Opinion: Embrace rejection as proud path to growth, guidance, opportunity

(Shimi Goldberger/Daily Bruin Staff)
By Kirsten Brehmer
June 8, 2025 8:06 p.m.
Normally, you want to have some idea of what you are going to do after finishing college.
For a second there, I thought I knew.
But now, when people ask me my plans after I graduate, I give them a long-winded answer that can simply be summed up as: I’m still trying to figure it out.
This spring, I will be graduating with a degree in English, and my initial post-graduation plan was to attend graduate school in the upcoming fall.
I applied to four master’s programs – two in education and two in creative writing. The process was lengthy, and I put a lot of time into those applications. I was hopeful that at least one school would give me the opportunity to enroll next year.
By the end of March, I was rejected from all four schools.
It wasn’t just time that was put into these applications, but effort, money and above all, hope.
Getting rejected was a blow to my self-esteem as both a student and writer.
The plans I had and the purpose I was projecting upon my future suddenly disappeared. I was left with an unresolved feeling of whether or not I gave these applications my all.
Although the experience of not getting admitted into any master’s programs stung, I tried to hold my head up high. Realistically, however, I knew the rejection wasn’t going to end there.
It didn’t.
Without a guaranteed academic structure for the next year, I turned to job applications.
Many students and adults can relate to time spent on LinkedIn, Indeed, Handshake, cover letters, internship research, resume edits, email inquiries, more cover letter writing and the silence that seems to always follow.
I knew finding a job wasn’t going to be easy. I didn’t know, however, that trying to find a job would feel like sending myself into an online black hole of career opportunities that never come to fruition.
The odds felt stacked against me, but I tried to remind myself that I wasn’t the only one feeling this unease toward the unknown.
College is filled with rejection. Life is filled with rejection. Whether it’s regarding one’s education, career or personal endeavors, it’s something we all feel at one point or another.
This experience is universal. So rather than looking at rejection as dismal and disheartening, look at it as proof that our brains are feeling exactly what they need to be feeling in that moment.
Don’t feel sorry for yourself because someone says no, and don’t be ashamed to admit that they rejected you.
Most importantly, don’t feel like you can’t be bummed because simply put: Life can sometimes be a bummer.
Rejection wants us to sit with our uncomfortable feelings. Instead, we should walk around proudly with those feelings.
Rather than looking at rejection as an attack on your worth, look at it as useful information. It’s important how we define experiences like rejection because they are dimensional and temporary, not fixed.
Rejection can be beneficial even if it doesn’t feel like it at the moment. If we look at it with a more constructive approach, we can let ourselves feel humbled by the experience, allowing our paths to be redirected.
An answer of no does not need to take away your hope. It just needs to encourage you to pivot.

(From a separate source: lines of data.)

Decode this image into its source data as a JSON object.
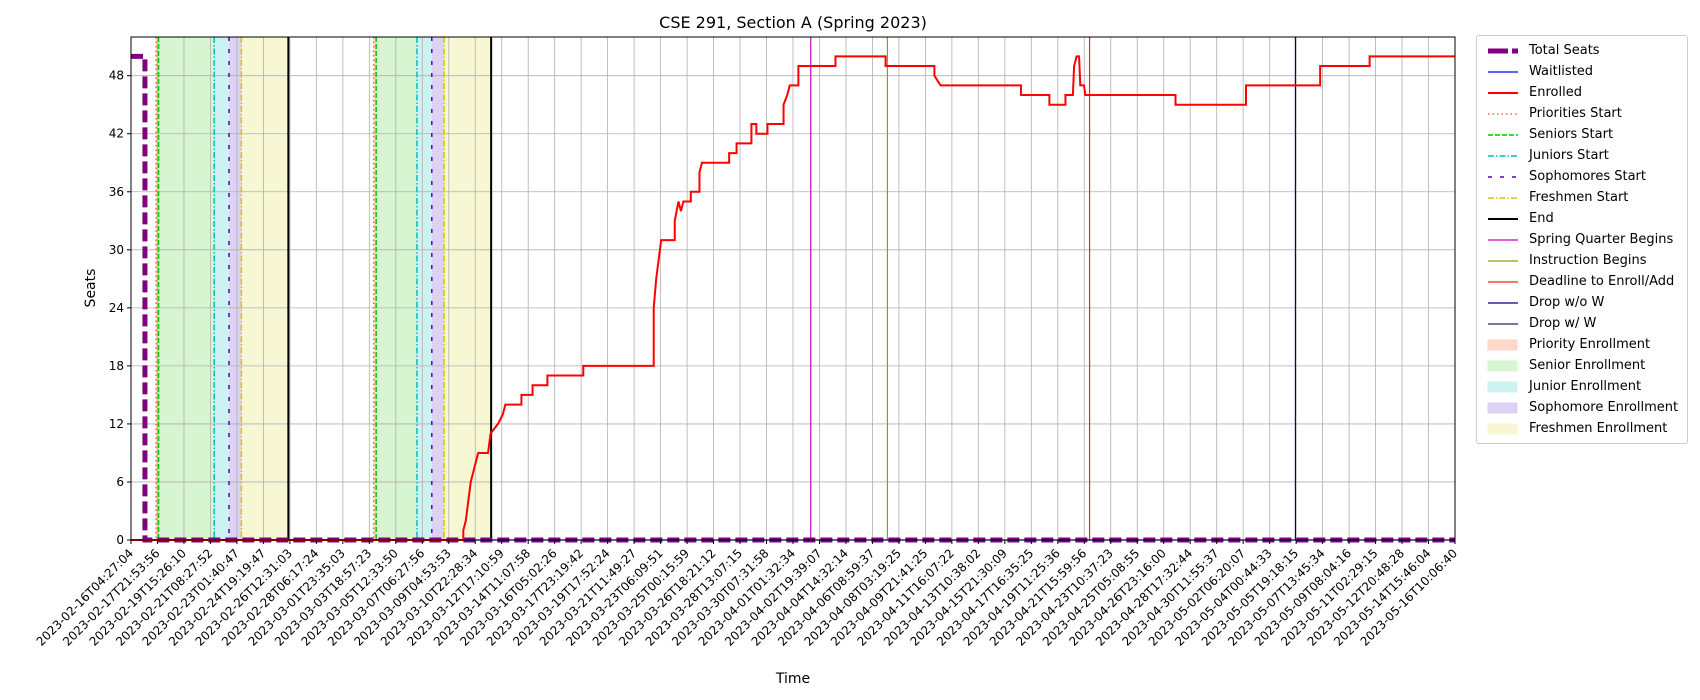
{
  "chart_data": {
    "type": "line",
    "title": "CSE 291, Section A (Spring 2023)",
    "xlabel": "Time",
    "ylabel": "Seats",
    "ylim": [
      0,
      52
    ],
    "yticks": [
      0,
      6,
      12,
      18,
      24,
      30,
      36,
      42,
      48
    ],
    "xlim": [
      "2023-02-16T04:27:04",
      "2023-05-16T10:06:40"
    ],
    "x_tick_labels": [
      "2023-02-16T04:27:04",
      "2023-02-17T21:53:56",
      "2023-02-19T15:26:10",
      "2023-02-21T08:27:52",
      "2023-02-23T01:40:47",
      "2023-02-24T19:19:47",
      "2023-02-26T12:31:03",
      "2023-02-28T06:17:24",
      "2023-03-01T23:35:03",
      "2023-03-03T18:57:23",
      "2023-03-05T12:33:50",
      "2023-03-07T06:27:56",
      "2023-03-09T04:53:53",
      "2023-03-10T22:28:34",
      "2023-03-12T17:10:59",
      "2023-03-14T11:07:58",
      "2023-03-16T05:02:26",
      "2023-03-17T23:19:42",
      "2023-03-19T17:52:24",
      "2023-03-21T11:49:27",
      "2023-03-23T06:09:51",
      "2023-03-25T00:15:59",
      "2023-03-26T18:21:12",
      "2023-03-28T13:07:15",
      "2023-03-30T07:31:58",
      "2023-04-01T01:32:34",
      "2023-04-02T19:39:07",
      "2023-04-04T14:32:14",
      "2023-04-06T08:59:37",
      "2023-04-08T03:19:25",
      "2023-04-09T21:41:25",
      "2023-04-11T16:07:22",
      "2023-04-13T10:38:02",
      "2023-04-15T21:30:09",
      "2023-04-17T16:35:25",
      "2023-04-19T11:25:36",
      "2023-04-21T15:59:56",
      "2023-04-23T10:37:23",
      "2023-04-25T05:08:55",
      "2023-04-26T23:16:00",
      "2023-04-28T17:32:44",
      "2023-04-30T11:55:37",
      "2023-05-02T06:20:07",
      "2023-05-04T00:44:33",
      "2023-05-05T19:18:15",
      "2023-05-07T13:45:34",
      "2023-05-09T08:04:16",
      "2023-05-11T02:29:15",
      "2023-05-12T20:48:28",
      "2023-05-14T15:46:04",
      "2023-05-16T10:06:40"
    ],
    "series": [
      {
        "name": "Total Seats",
        "color": "#800080",
        "style": "dashed-thick",
        "points": [
          [
            "2023-02-16T04:27:04",
            50
          ],
          [
            "2023-02-17T03:00:00",
            50
          ],
          [
            "2023-02-17T03:00:00",
            0
          ],
          [
            "2023-05-16T10:06:40",
            0
          ]
        ]
      },
      {
        "name": "Waitlisted",
        "color": "#0000ff",
        "style": "solid-thin",
        "points": [
          [
            "2023-02-16T04:27:04",
            0
          ],
          [
            "2023-05-16T10:06:40",
            0
          ]
        ]
      },
      {
        "name": "Enrolled",
        "color": "#ff0000",
        "style": "solid",
        "points": [
          [
            "2023-02-16T04:27:04",
            0
          ],
          [
            "2023-03-10T14:00:00",
            0
          ],
          [
            "2023-03-10T14:00:00",
            1
          ],
          [
            "2023-03-10T18:00:00",
            2
          ],
          [
            "2023-03-10T22:00:00",
            4
          ],
          [
            "2023-03-11T02:00:00",
            6
          ],
          [
            "2023-03-11T06:00:00",
            7
          ],
          [
            "2023-03-11T10:00:00",
            8
          ],
          [
            "2023-03-11T14:00:00",
            9
          ],
          [
            "2023-03-12T06:00:00",
            9
          ],
          [
            "2023-03-12T10:00:00",
            11
          ],
          [
            "2023-03-12T22:00:00",
            12
          ],
          [
            "2023-03-13T06:00:00",
            13
          ],
          [
            "2023-03-13T10:00:00",
            14
          ],
          [
            "2023-03-14T12:00:00",
            14
          ],
          [
            "2023-03-14T12:00:00",
            15
          ],
          [
            "2023-03-15T06:00:00",
            15
          ],
          [
            "2023-03-15T06:00:00",
            16
          ],
          [
            "2023-03-16T06:00:00",
            16
          ],
          [
            "2023-03-16T06:00:00",
            17
          ],
          [
            "2023-03-18T16:00:00",
            17
          ],
          [
            "2023-03-18T16:00:00",
            18
          ],
          [
            "2023-03-23T10:00:00",
            18
          ],
          [
            "2023-03-23T10:00:00",
            24
          ],
          [
            "2023-03-23T14:00:00",
            27
          ],
          [
            "2023-03-23T18:00:00",
            29
          ],
          [
            "2023-03-23T22:00:00",
            31
          ],
          [
            "2023-03-24T20:00:00",
            31
          ],
          [
            "2023-03-24T20:00:00",
            33
          ],
          [
            "2023-03-25T02:00:00",
            35
          ],
          [
            "2023-03-25T06:00:00",
            34
          ],
          [
            "2023-03-25T10:00:00",
            35
          ],
          [
            "2023-03-25T22:00:00",
            35
          ],
          [
            "2023-03-25T22:00:00",
            36
          ],
          [
            "2023-03-26T12:00:00",
            36
          ],
          [
            "2023-03-26T12:00:00",
            38
          ],
          [
            "2023-03-26T16:00:00",
            39
          ],
          [
            "2023-03-28T12:00:00",
            39
          ],
          [
            "2023-03-28T12:00:00",
            40
          ],
          [
            "2023-03-29T00:00:00",
            40
          ],
          [
            "2023-03-29T00:00:00",
            41
          ],
          [
            "2023-03-30T00:00:00",
            41
          ],
          [
            "2023-03-30T00:00:00",
            43
          ],
          [
            "2023-03-30T08:00:00",
            43
          ],
          [
            "2023-03-30T08:00:00",
            42
          ],
          [
            "2023-03-31T02:00:00",
            42
          ],
          [
            "2023-03-31T02:00:00",
            43
          ],
          [
            "2023-04-01T04:00:00",
            43
          ],
          [
            "2023-04-01T04:00:00",
            45
          ],
          [
            "2023-04-01T10:00:00",
            46
          ],
          [
            "2023-04-01T14:00:00",
            47
          ],
          [
            "2023-04-02T04:00:00",
            47
          ],
          [
            "2023-04-02T04:00:00",
            49
          ],
          [
            "2023-04-04T16:00:00",
            49
          ],
          [
            "2023-04-04T16:00:00",
            50
          ],
          [
            "2023-04-08T01:00:00",
            50
          ],
          [
            "2023-04-08T01:00:00",
            49
          ],
          [
            "2023-04-11T08:00:00",
            49
          ],
          [
            "2023-04-11T08:00:00",
            48
          ],
          [
            "2023-04-11T18:00:00",
            47
          ],
          [
            "2023-04-17T04:00:00",
            47
          ],
          [
            "2023-04-17T04:00:00",
            46
          ],
          [
            "2023-04-19T02:00:00",
            46
          ],
          [
            "2023-04-19T02:00:00",
            45
          ],
          [
            "2023-04-20T04:00:00",
            45
          ],
          [
            "2023-04-20T04:00:00",
            46
          ],
          [
            "2023-04-20T16:00:00",
            46
          ],
          [
            "2023-04-20T18:00:00",
            49
          ],
          [
            "2023-04-20T22:00:00",
            50
          ],
          [
            "2023-04-21T02:00:00",
            50
          ],
          [
            "2023-04-21T04:00:00",
            47
          ],
          [
            "2023-04-21T10:00:00",
            47
          ],
          [
            "2023-04-21T12:00:00",
            46
          ],
          [
            "2023-04-27T14:00:00",
            46
          ],
          [
            "2023-04-27T14:00:00",
            45
          ],
          [
            "2023-05-02T08:00:00",
            45
          ],
          [
            "2023-05-02T08:00:00",
            47
          ],
          [
            "2023-05-07T08:00:00",
            47
          ],
          [
            "2023-05-07T08:00:00",
            49
          ],
          [
            "2023-05-10T16:00:00",
            49
          ],
          [
            "2023-05-10T16:00:00",
            50
          ],
          [
            "2023-05-16T10:06:40",
            50
          ]
        ]
      }
    ],
    "vlines": [
      {
        "name": "Priorities Start",
        "color": "#ff6347",
        "style": "dotted",
        "x": [
          "2023-02-17T21:00:00",
          "2023-03-04T13:00:00"
        ]
      },
      {
        "name": "Seniors Start",
        "color": "#00c800",
        "style": "dashed",
        "x": [
          "2023-02-18T01:00:00",
          "2023-03-04T17:00:00"
        ]
      },
      {
        "name": "Juniors Start",
        "color": "#00bfbf",
        "style": "dashdot",
        "x": [
          "2023-02-21T19:00:00",
          "2023-03-07T11:00:00"
        ]
      },
      {
        "name": "Sophomores Start",
        "color": "#5500cc",
        "style": "loosedash",
        "x": [
          "2023-02-22T19:00:00",
          "2023-03-08T11:00:00"
        ]
      },
      {
        "name": "Freshmen Start",
        "color": "#d4c800",
        "style": "dashdot",
        "x": [
          "2023-02-23T15:00:00",
          "2023-03-09T07:00:00"
        ]
      },
      {
        "name": "End",
        "color": "#000000",
        "style": "solid",
        "x": [
          "2023-02-26T19:00:00",
          "2023-03-12T11:00:00"
        ]
      },
      {
        "name": "Spring Quarter Begins",
        "color": "#c800c8",
        "style": "solid-thin",
        "x": [
          "2023-04-03T00:00:00"
        ]
      },
      {
        "name": "Instruction Begins",
        "color": "#7fa800",
        "style": "solid-thin",
        "x": [
          "2023-04-08T04:00:00"
        ]
      },
      {
        "name": "Deadline to Enroll/Add",
        "color": "#e03000",
        "style": "solid-thin",
        "x": [
          "2023-04-21T19:00:00"
        ]
      },
      {
        "name": "Drop w/o W",
        "color": "#000080",
        "style": "solid-thin",
        "x": [
          "2023-05-05T16:00:00"
        ]
      },
      {
        "name": "Drop w/ W",
        "color": "#1f2f4f",
        "style": "solid-thin",
        "x": [
          "2023-05-19T19:00:00"
        ]
      }
    ],
    "spans": [
      {
        "name": "Priority Enrollment",
        "color": "#fbd8c8",
        "ranges": [
          [
            "2023-02-17T21:00:00",
            "2023-02-18T01:00:00"
          ],
          [
            "2023-03-04T13:00:00",
            "2023-03-04T17:00:00"
          ]
        ]
      },
      {
        "name": "Senior Enrollment",
        "color": "#d6f5d0",
        "ranges": [
          [
            "2023-02-18T01:00:00",
            "2023-02-21T19:00:00"
          ],
          [
            "2023-03-04T17:00:00",
            "2023-03-07T11:00:00"
          ]
        ]
      },
      {
        "name": "Junior Enrollment",
        "color": "#ccf2f2",
        "ranges": [
          [
            "2023-02-21T19:00:00",
            "2023-02-22T19:00:00"
          ],
          [
            "2023-03-07T11:00:00",
            "2023-03-08T11:00:00"
          ]
        ]
      },
      {
        "name": "Sophomore Enrollment",
        "color": "#dcd2f4",
        "ranges": [
          [
            "2023-02-22T19:00:00",
            "2023-02-23T15:00:00"
          ],
          [
            "2023-03-08T11:00:00",
            "2023-03-09T07:00:00"
          ]
        ]
      },
      {
        "name": "Freshmen Enrollment",
        "color": "#f7f7d4",
        "ranges": [
          [
            "2023-02-23T15:00:00",
            "2023-02-26T19:00:00"
          ],
          [
            "2023-03-09T07:00:00",
            "2023-03-12T11:00:00"
          ]
        ]
      }
    ],
    "legend": {
      "position": "outside-right",
      "entries": [
        {
          "label": "Total Seats",
          "kind": "line",
          "color": "#800080",
          "style": "dashed-thick"
        },
        {
          "label": "Waitlisted",
          "kind": "line",
          "color": "#0000ff",
          "style": "solid-thin"
        },
        {
          "label": "Enrolled",
          "kind": "line",
          "color": "#ff0000",
          "style": "solid"
        },
        {
          "label": "Priorities Start",
          "kind": "line",
          "color": "#ff6347",
          "style": "dotted"
        },
        {
          "label": "Seniors Start",
          "kind": "line",
          "color": "#00c800",
          "style": "dashed"
        },
        {
          "label": "Juniors Start",
          "kind": "line",
          "color": "#00bfbf",
          "style": "dashdot"
        },
        {
          "label": "Sophomores Start",
          "kind": "line",
          "color": "#5500cc",
          "style": "loosedash"
        },
        {
          "label": "Freshmen Start",
          "kind": "line",
          "color": "#d4c800",
          "style": "dashdot"
        },
        {
          "label": "End",
          "kind": "line",
          "color": "#000000",
          "style": "solid"
        },
        {
          "label": "Spring Quarter Begins",
          "kind": "line",
          "color": "#c800c8",
          "style": "solid-thin"
        },
        {
          "label": "Instruction Begins",
          "kind": "line",
          "color": "#7fa800",
          "style": "solid-thin"
        },
        {
          "label": "Deadline to Enroll/Add",
          "kind": "line",
          "color": "#e03000",
          "style": "solid-thin"
        },
        {
          "label": "Drop w/o W",
          "kind": "line",
          "color": "#000080",
          "style": "solid-thin"
        },
        {
          "label": "Drop w/ W",
          "kind": "line",
          "color": "#1f2f4f",
          "style": "solid-thin"
        },
        {
          "label": "Priority Enrollment",
          "kind": "patch",
          "color": "#fbd8c8"
        },
        {
          "label": "Senior Enrollment",
          "kind": "patch",
          "color": "#d6f5d0"
        },
        {
          "label": "Junior Enrollment",
          "kind": "patch",
          "color": "#ccf2f2"
        },
        {
          "label": "Sophomore Enrollment",
          "kind": "patch",
          "color": "#dcd2f4"
        },
        {
          "label": "Freshmen Enrollment",
          "kind": "patch",
          "color": "#f7f7d4"
        }
      ]
    },
    "grid": true
  }
}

Ask yourself questions, explore different options and have conversations with yourself about what you need in life. The important lesson in rejection is learning to move on and grow from it.
It’s easy to think that we are defined by our accomplishments, but I think we as people are defined by much more than that. How we get to the point of being able to achieve accomplishments is what defines us, and that path is never straight or narrow.
The importance does not lie in the achievement, but rather the arrival and remembering what it took to get there in the first place.
Let’s reframe how we let rejection affect our spirit. Instead of giving it the opportunity to instill unnecessary insecurity in us, let rejection be a coat of armor – a means to preserve the path that is meant for us, even if it is unknown.
Sometimes other people are given the power to make decisions that affect us and just because they can, it doesn’t mean we have to limit ourselves to those decisions.
Whether it means trying again, moving on or doing something entirely different, let yourself wander for a moment, because it turns out rejection can also be your opportunity.
Rejection does not determine your life, it is how you move forward from it that does.
If you’re currently facing a roadblock of rejection, that’s OK. It’s just a reminder that you’re still headed in a direction that does not need to be standardized with a right or wrong way.
Wherever this direction goes – up or down, left or right – it’s just a part of the journey.